Published Nov. 3, 2019, updated Dec. 18, 2019.
This page describes the film grain synthesis as defined in the AV1 film grain tool. Recently, there have been a lot of question on the film grain in AV1. Hopefully, this page can answer some of them. If you would like to get more information, you can follow links on this page or contact me directly.
Film grain is widely present in movies and TV shows. In movies, film grain is part of the creative intent. Movie directors or DPs may have spent significant amount of time choosing the film grain to be used in their movie or TV-show. In the past, they might have studied samples of film stock. Nowadays, when digital cameras are used, film grain may be added in post-production.
Sometimes, camera sensor noise creates a similar effect. In all these cases, film grain or noise is present in the source on purpose, and the task of a video compression engineer is to preserve the original creative intent.
A question some people ask regarding the film grain modeling is whether it would be better to preserve the exact original grain in the source rather than modeling and synthesizing it. The correct answer to this question is that often the choice is not between the original film grain and the synthesized one. When video is transmitted over a channel with limited bandwidth, the choice is often between not having the film grain at all (or having the grain significantly distorted by compression) and having synthesized grain that looks subjectively similar to the original one.
Video compression is based on spatial and temporal prediction. Film grain shows high degree of randomness in both spatial and temporal dimensions. This randomness of the grain makes its prediction difficult. Another compression technique used in video codecs is energy compaction by transforms, where most of the residual block energy is concentrated in the lower frequency coefficients. Since grain contains a lot of high frequencies, higher frequency coefficients after a transformation (such as DCT) may have high values and will likely remain non-zero after quantization. If they are nevertheless quantized to zero, the original film grain is distorted or gone.
Furthermore, some coding tools, such as de-ringing filters, may additionally suppress film grain. For these reasons, preserving film grain may require prohibitively high bandwidth, not available when a video is streamed or broadcast.
A better result in preserving film grain may be achieved by detecting the grain, denoising the source video, and estimating the film grain parameters from flat regions of the difference between the noisy and de-noised versions of the video sequence. The grain is later synthesized from the parameters estimated at the encoder and sent in the video bitstream. The film grain tool in AV1 works as explained in Fig. 2.

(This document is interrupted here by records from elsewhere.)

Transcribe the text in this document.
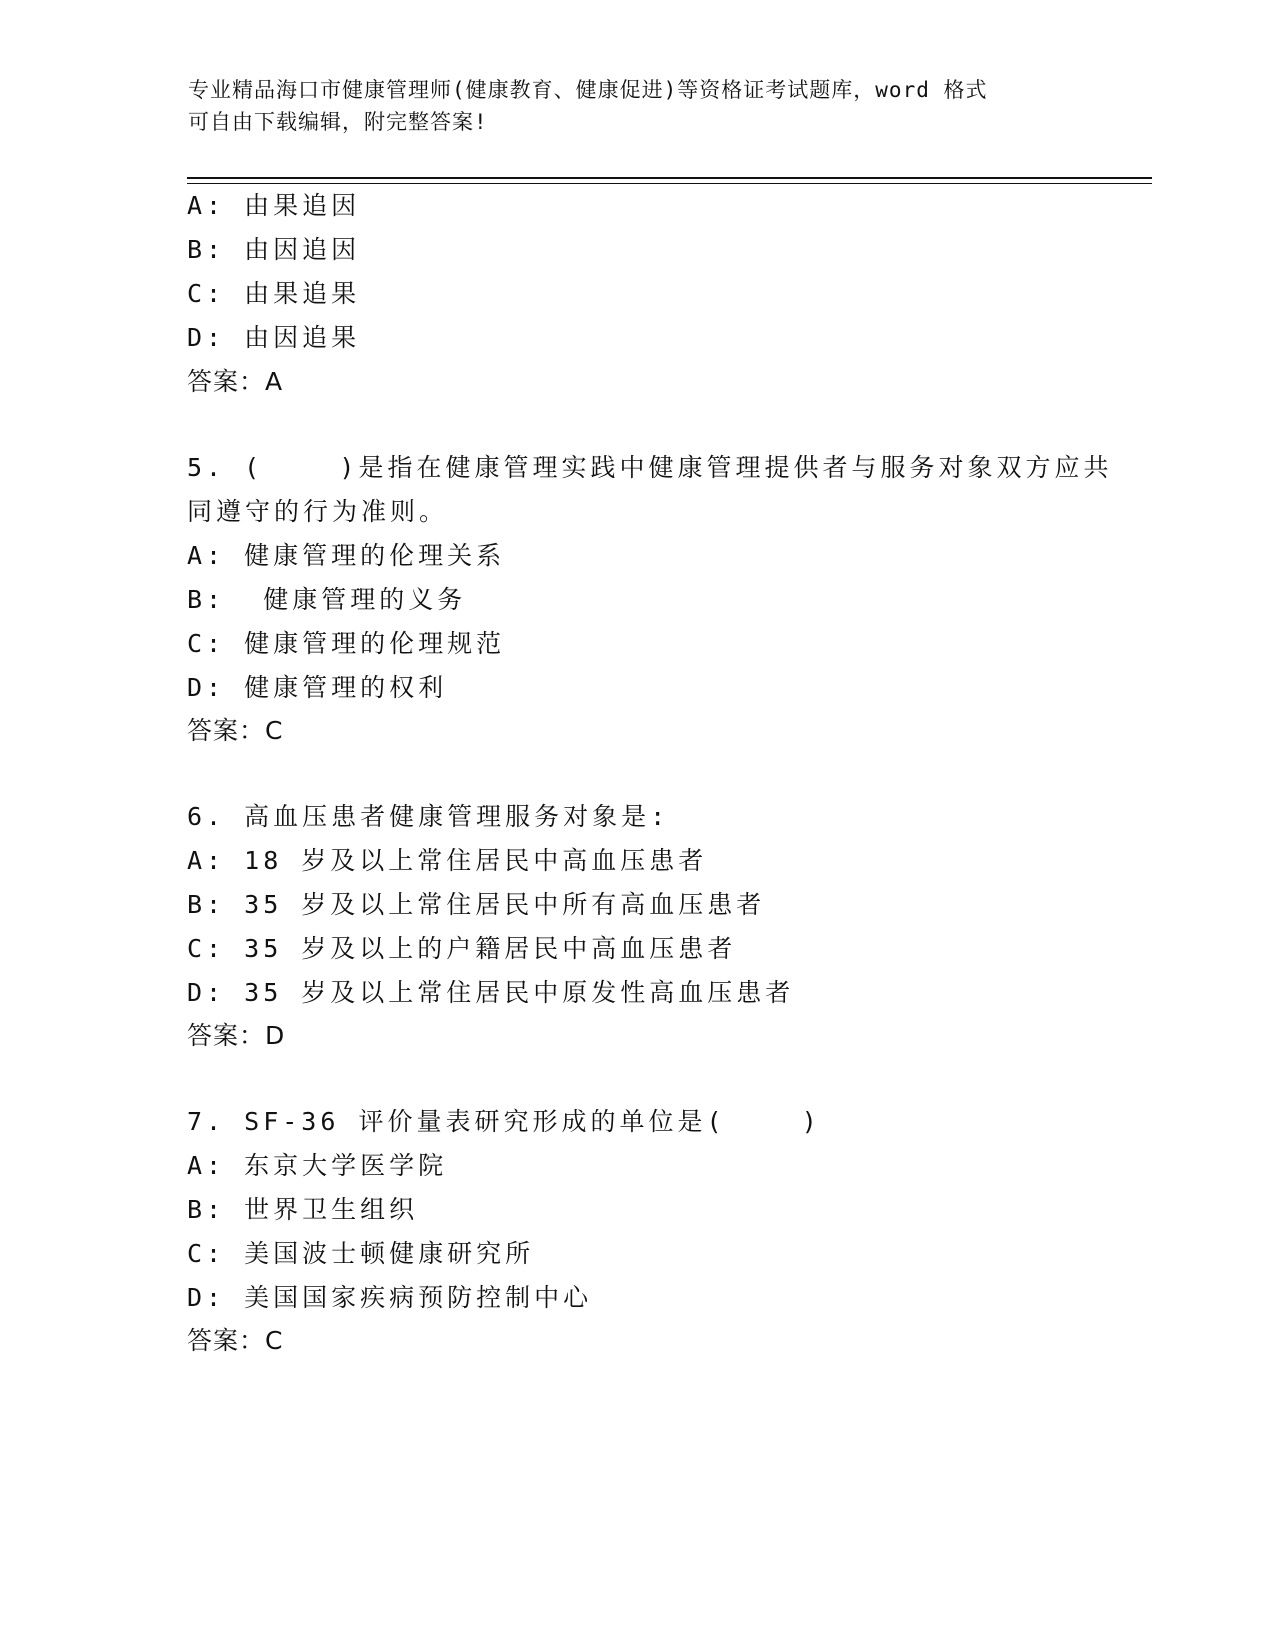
专业精品海口市健康管理师(健康教育、健康促进)等资格证考试题库，word 格式
可自由下载编辑，附完整答案!
A: 由果追因
B: 由因追因
C: 由果追果
D: 由因追果
答案：A
5. (    )是指在健康管理实践中健康管理提供者与服务对象双方应共
同遵守的行为准则。
A: 健康管理的伦理关系
B:  健康管理的义务
C: 健康管理的伦理规范
D: 健康管理的权利
答案：C
6. 高血压患者健康管理服务对象是:
A: 18 岁及以上常住居民中高血压患者
B: 35 岁及以上常住居民中所有高血压患者
C: 35 岁及以上的户籍居民中高血压患者
D: 35 岁及以上常住居民中原发性高血压患者
答案：D
7. SF-36 评价量表研究形成的单位是(    )
A: 东京大学医学院
B: 世界卫生组织
C: 美国波士顿健康研究所
D: 美国国家疾病预防控制中心
答案：C
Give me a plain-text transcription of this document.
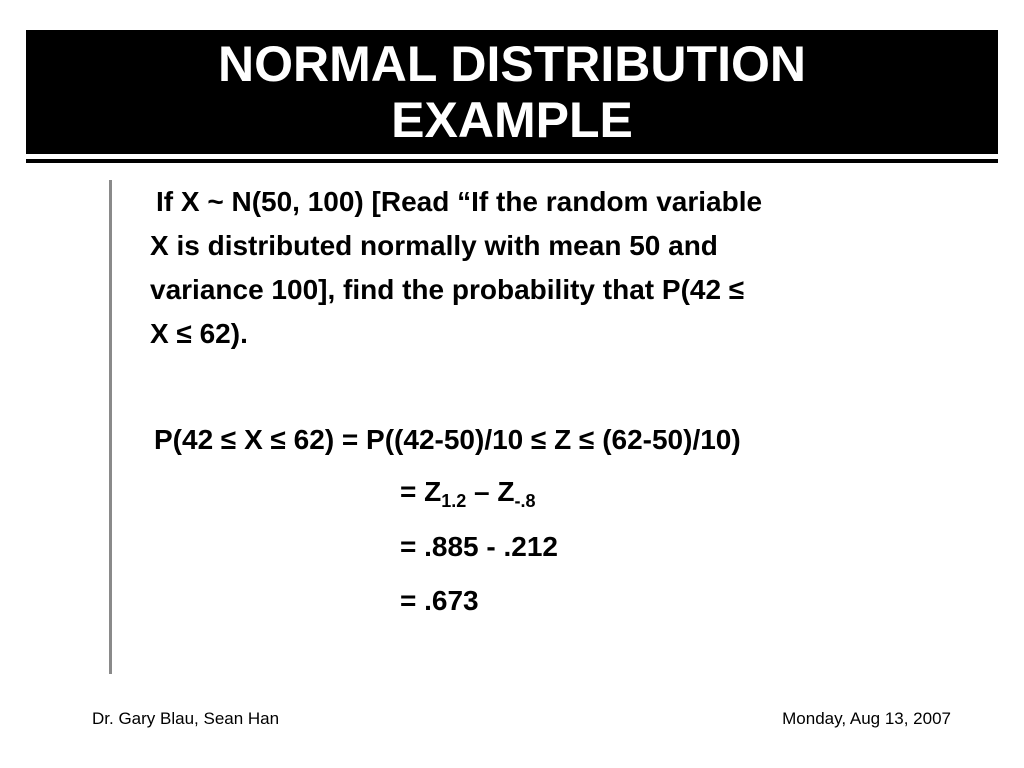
NORMAL DISTRIBUTION
EXAMPLE

If X ~ N(50, 100) [Read “If the random variable
X is distributed normally with mean 50 and
variance 100], find the probability that P(42 ≤
X ≤ 62).

P(42 ≤ X ≤ 62) = P((42-50)/10 ≤ Z ≤ (62-50)/10)
= $Z_{1.2} - Z_{-.8}$
= .885 - .212
= .673
Dr. Gary Blau, Sean Han	Monday, Aug 13, 2007
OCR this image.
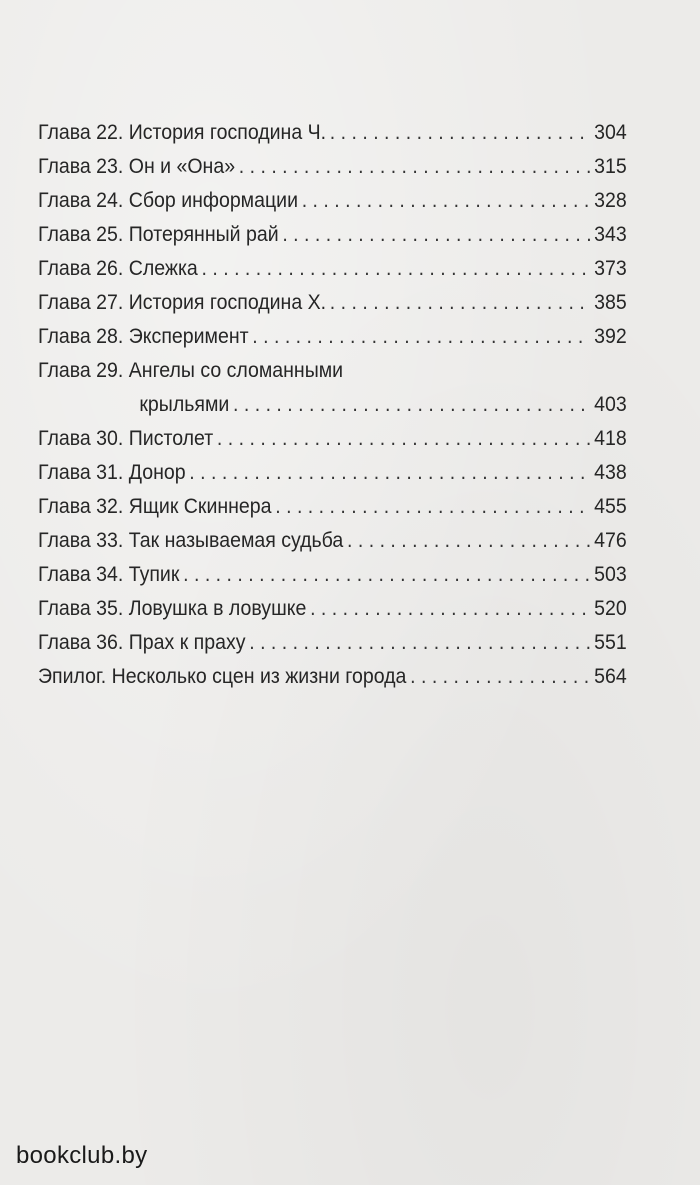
Глава 22. История господина Ч. . . .	304
Глава 23. Он и «Она» . . .	315
Глава 24. Сбор информации . . .	328
Глава 25. Потерянный рай . . .	343
Глава 26. Слежка . . .	373
Глава 27. История господина Х. . . .	385
Глава 28. Эксперимент . . .	392
Глава 29. Ангелы со сломанными
крыльями . . .	403
Глава 30. Пистолет . . .	418
Глава 31. Донор . . .	438
Глава 32. Ящик Скиннера . . .	455
Глава 33. Так называемая судьба . . .	476
Глава 34. Тупик . . .	503
Глава 35. Ловушка в ловушке . . .	520
Глава 36. Прах к праху . . .	551
Эпилог. Несколько сцен из жизни города . . .	564
bookclub.by
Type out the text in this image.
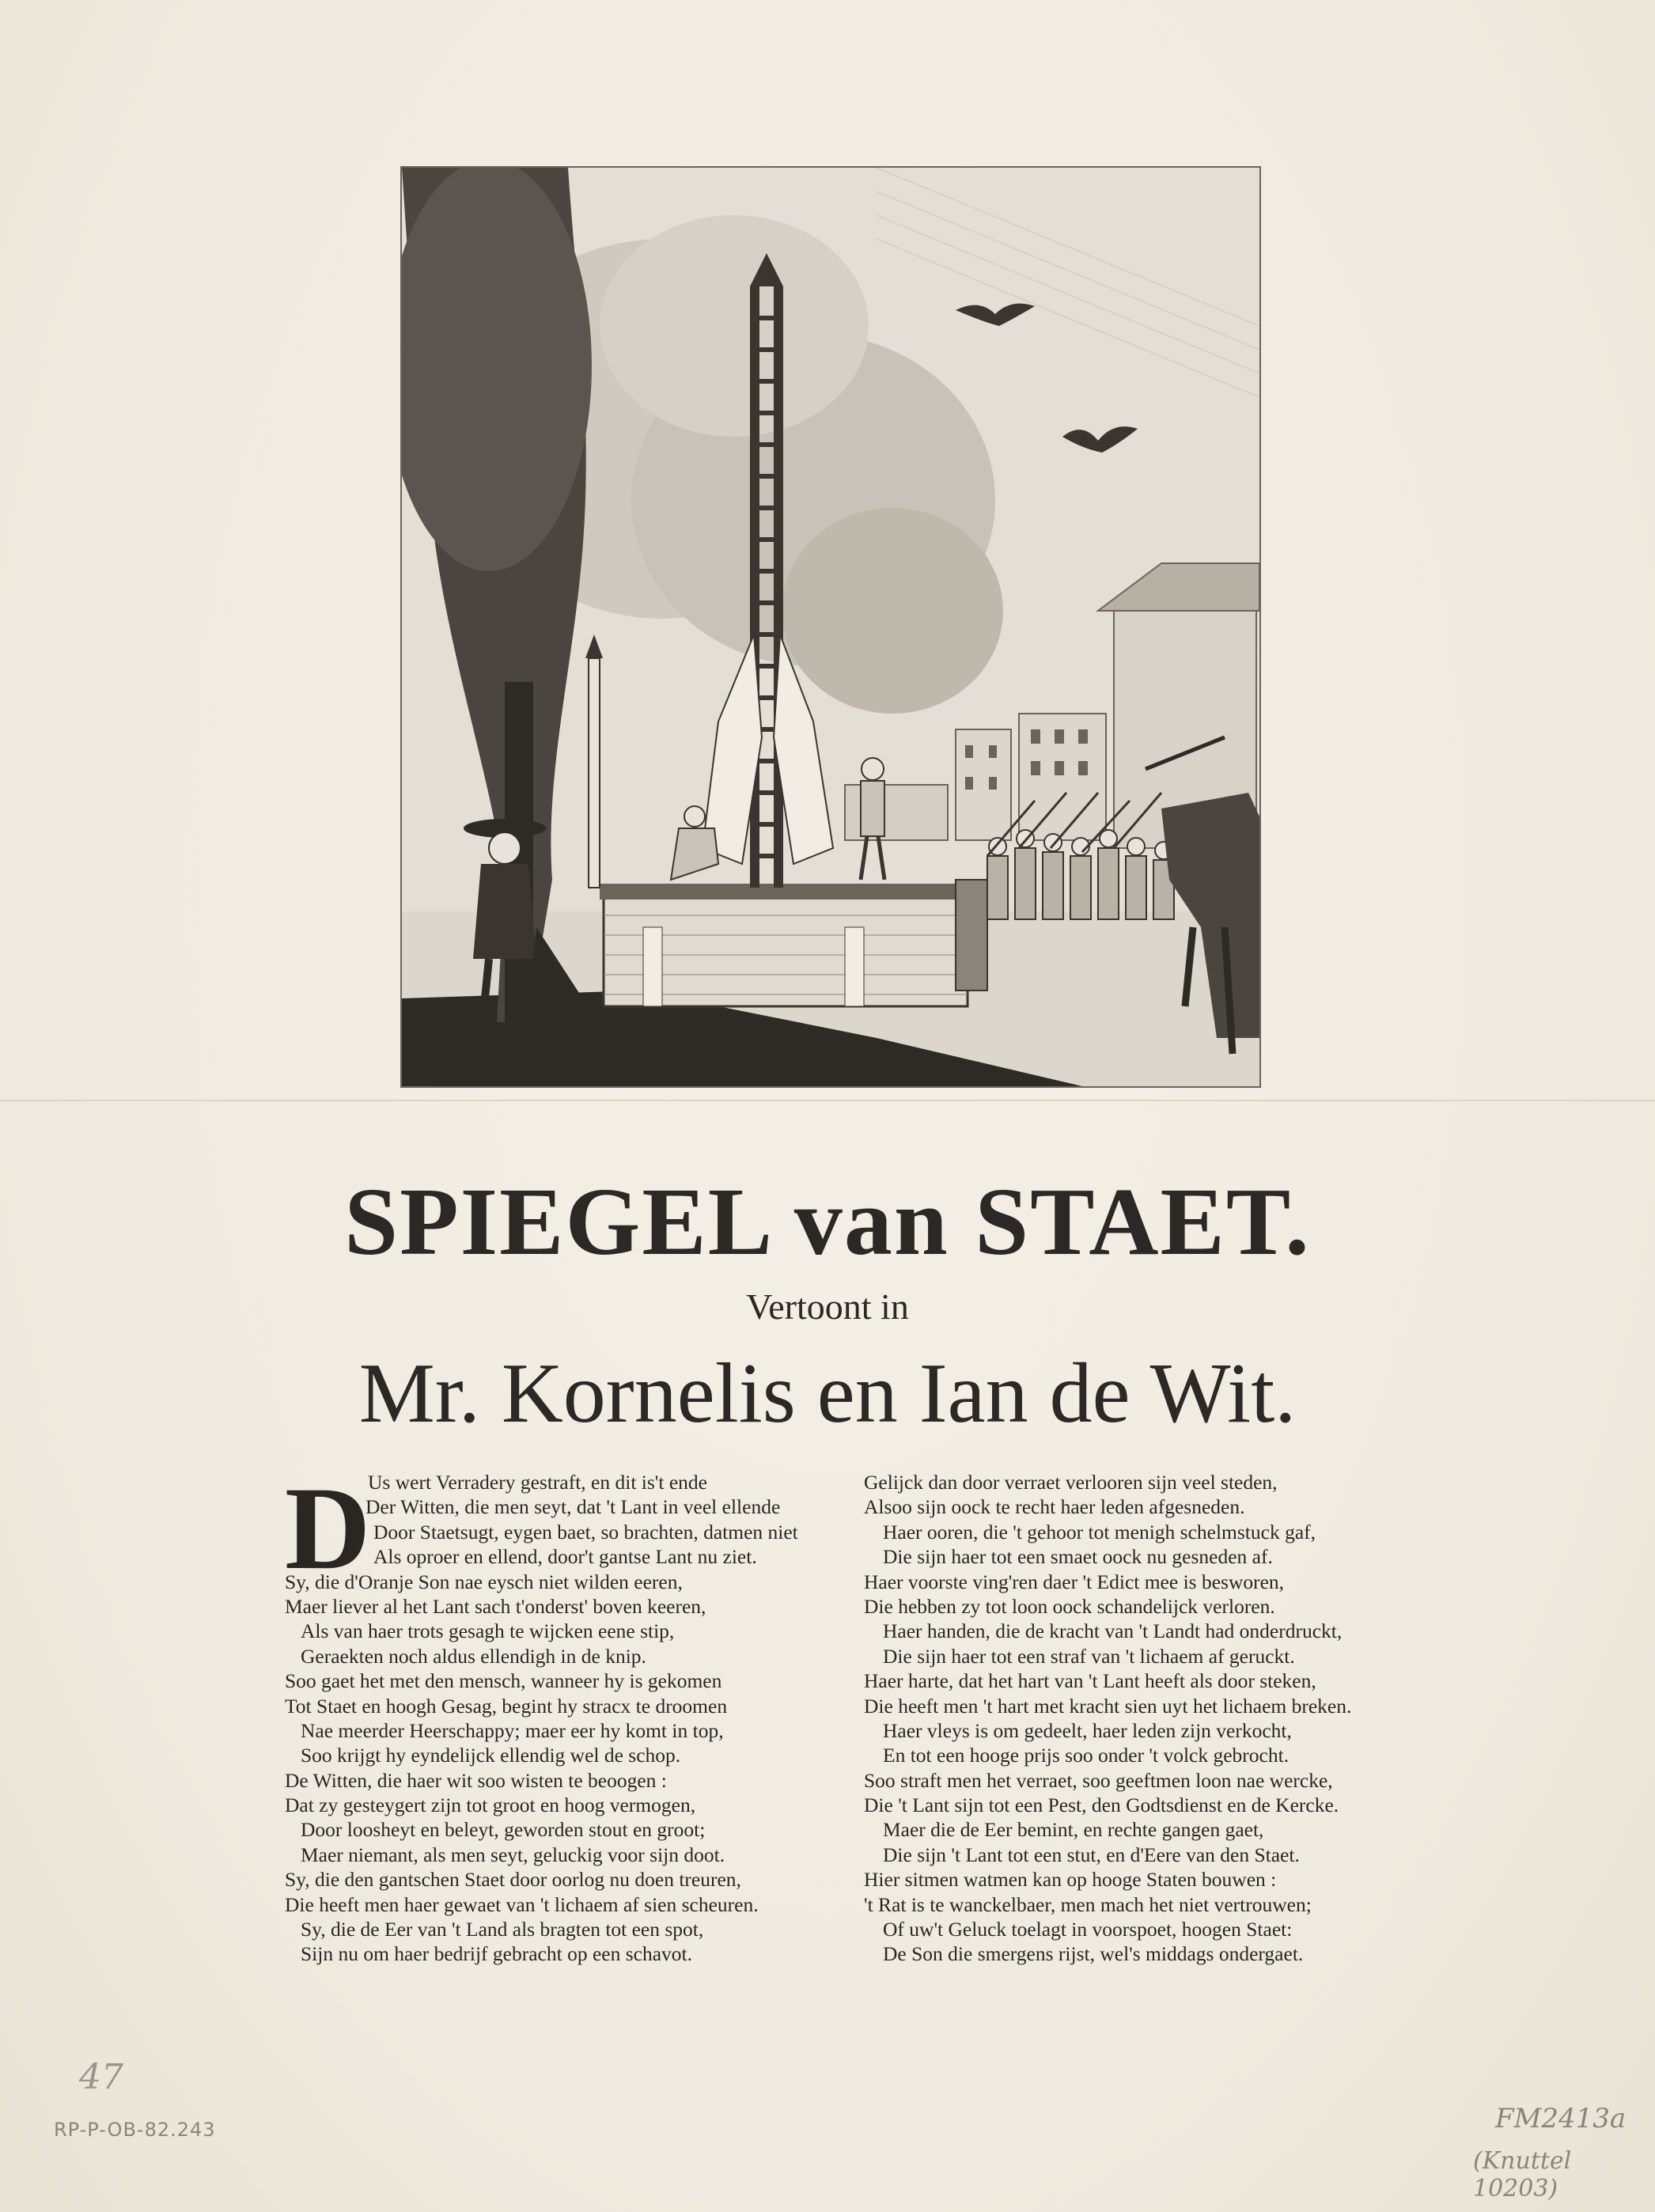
SPIEGEL van STAET.
Vertoont in
Mr. Kornelis en Ian de Wit.
D
Us wert Verradery gestraft, en dit is't ende
Der Witten, die men seyt, dat 't Lant in veel ellende
Door Staetsugt, eygen baet, so brachten, datmen niet
Als oproer en ellend, door't gantse Lant nu ziet.
Sy, die d'Oranje Son nae eysch niet wilden eeren,
Maer liever al het Lant sach t'onderst' boven keeren,
Als van haer trots gesagh te wijcken eene stip,
Geraekten noch aldus ellendigh in de knip.
Soo gaet het met den mensch, wanneer hy is gekomen
Tot Staet en hoogh Gesag, begint hy stracx te droomen
Nae meerder Heerschappy; maer eer hy komt in top,
Soo krijgt hy eyndelijck ellendig wel de schop.
De Witten, die haer wit soo wisten te beoogen :
Dat zy gesteygert zijn tot groot en hoog vermogen,
Door loosheyt en beleyt, geworden stout en groot;
Maer niemant, als men seyt, geluckig voor sijn doot.
Sy, die den gantschen Staet door oorlog nu doen treuren,
Die heeft men haer gewaet van 't lichaem af sien scheuren.
Sy, die de Eer van 't Land als bragten tot een spot,
Sijn nu om haer bedrijf gebracht op een schavot.
Gelijck dan door verraet verlooren sijn veel steden,
Alsoo sijn oock te recht haer leden afgesneden.
Haer ooren, die 't gehoor tot menigh schelmstuck gaf,
Die sijn haer tot een smaet oock nu gesneden af.
Haer voorste ving'ren daer 't Edict mee is besworen,
Die hebben zy tot loon oock schandelijck verloren.
Haer handen, die de kracht van 't Landt had onderdruckt,
Die sijn haer tot een straf van 't lichaem af geruckt.
Haer harte, dat het hart van 't Lant heeft als door steken,
Die heeft men 't hart met kracht sien uyt het lichaem breken.
Haer vleys is om gedeelt, haer leden zijn verkocht,
En tot een hooge prijs soo onder 't volck gebrocht.
Soo straft men het verraet, soo geeftmen loon nae wercke,
Die 't Lant sijn tot een Pest, den Godtsdienst en de Kercke.
Maer die de Eer bemint, en rechte gangen gaet,
Die sijn 't Lant tot een stut, en d'Eere van den Staet.
Hier sitmen watmen kan op hooge Staten bouwen :
't Rat is te wanckelbaer, men mach het niet vertrouwen;
Of uw't Geluck toelagt in voorspoet, hoogen Staet:
De Son die smergens rijst, wel's middags ondergaet.
47
RP-P-OB-82.243	FM2413a
(Knuttel 10203)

It is worth mentioning that optional film grain SEI messages exist in H.264 and H.265 video compression standards. The problem with those SEI messages is that, being optional, they are not supported by majority of H.264 and H.265/HEVC decoders, which makes it impossible to rely on them when encoding a video for distribution over wide decoder population.
AV1 video codec, on the other hand, specifies mandatory support of the film grain synthesis tool. The film grain synthesis tool supports a range of different noise characteristics, varying from film grain to sensor noise and compressed sensor noise. Additionally, the tool supports flexible modeling of the relationship between film grain strength and signal intensity.
Estimating film grain parameters is an extensive topic in its own. Typically, film grain is estimated from flat regions of the difference between the noisy and de-noised versions of a video sequence. Obviously, the quality of denoising plays a critical role here. In general, adaptive video denoising using some sort of motion compensation is a good choice. Estimation of film grain/noise parameters should be based on smooth regions of the picture since high frequency components from edges and textures can adversely affect estimation of the grain parameters.
Smooth areas can be found by applying an edge detector to the denoised image followed by an optional dilation operation. The thresholds in the detector should be properly chosen to account for the local luminance changes and video characteristics. Fig. 3 shows a map that was obtained when estimating grain parameters. White areas in the figure are excluded from the grain parameters modeling.
Two characteristics of the film grain important for its subjective perception are grain intensity and grain pattern. Fig. 4. shows an example of film grain with different patterns and similar grain strength (variance).
Fig. 5. shows samples of film grain with different strength while the grain pattern is the same.
There are other characteristics of the film grain that need to be modeled, such as correlation of grain between color channels. In film, grain is often said to be independent between R,G, and B channels and proportional to the linear light intensity. After a YCbCr color transformation, grain between the channels is typically correlated. Application of the film grain in AV1 is made in the coding (e.g. YCbCr) domain to make processing feasible in the decoders. Correlation of grain between color components has to be captured during the film grain estimation.
The rest of this section discusses modeling of different aspects of film grain.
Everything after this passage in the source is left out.